Good reading.
After I decide I’ll need a character, I typically use a random picker to give me a list of traits/hobbies/allergies/phobias, and I’ll see if any work for what I want out of the character. If it’s a marginal character, I’ll pick more freely. If there’s a specific/important reason for the character, I’ll be more selective and reselect until I get something closer. And, after I select, I will record them (I’ve got dossier files for each character) – this is perhaps the most critical, because if I work with the character later, I can keep him/her consistent.
At the threat of a mild spoiler, this process helped me this week, because a character needed to eat a lot of a particular food. As I was editing his dossier to make it his favourite, I noticed that I had previously made him allergic to it. This suddenly made the character richer in his personality for deliberately eating something he’s allergic to (and suffering the consequences of it later), and strengthened the plot a bit since I no longer had to make it ill-prepared food.
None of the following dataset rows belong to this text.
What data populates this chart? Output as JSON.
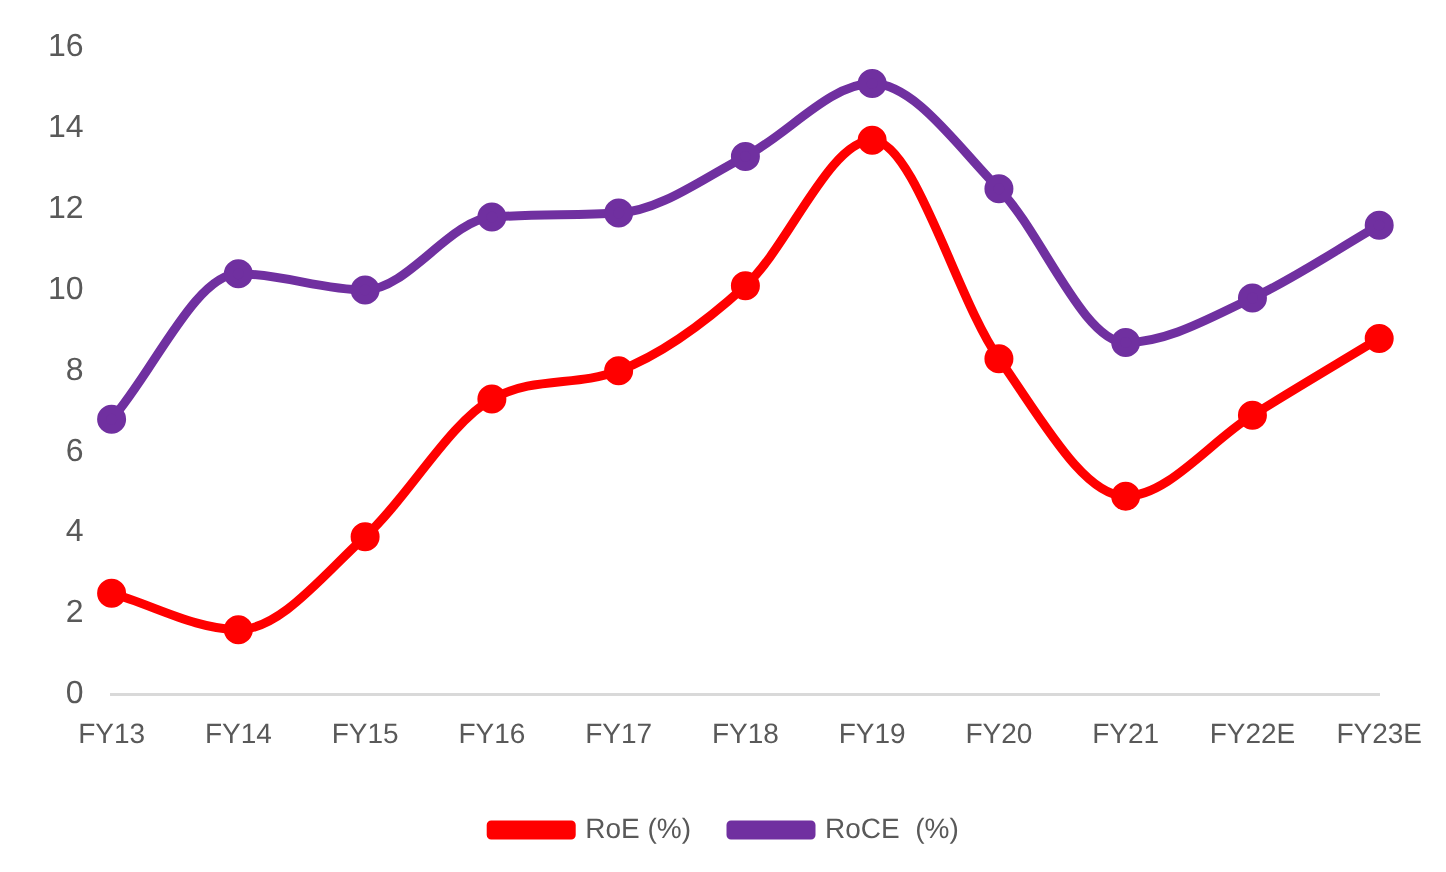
{
  "chart_data": {
    "type": "line",
    "categories": [
      "FY13",
      "FY14",
      "FY15",
      "FY16",
      "FY17",
      "FY18",
      "FY19",
      "FY20",
      "FY21",
      "FY22E",
      "FY23E"
    ],
    "series": [
      {
        "name": "RoE (%)",
        "color": "#ff0000",
        "values": [
          2.5,
          1.6,
          3.9,
          7.3,
          8.0,
          10.1,
          13.7,
          8.3,
          4.9,
          6.9,
          8.8
        ]
      },
      {
        "name": "RoCE  (%)",
        "color": "#7030a0",
        "values": [
          6.8,
          10.4,
          10.0,
          11.8,
          11.9,
          13.3,
          15.1,
          12.5,
          8.7,
          9.8,
          11.6
        ]
      }
    ],
    "ylim": [
      0,
      16
    ],
    "yticks": [
      0,
      2,
      4,
      6,
      8,
      10,
      12,
      14,
      16
    ],
    "grid": false,
    "legend": "bottom",
    "marker": "circle",
    "line_style": "solid"
  }
}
So, for me, my process helps me, helps me have a diversity of characters with different traits, and it helps me when writing because it can fill in those awkward moments, like, when one character gives a gift to somebody else, where the friendship is deep, then what’s the gift?
My day job involves software so I have to be very rational, logical, and considering subtle nuances; this is something I carry over into my writing. So, maybe somebody else will find my process useful.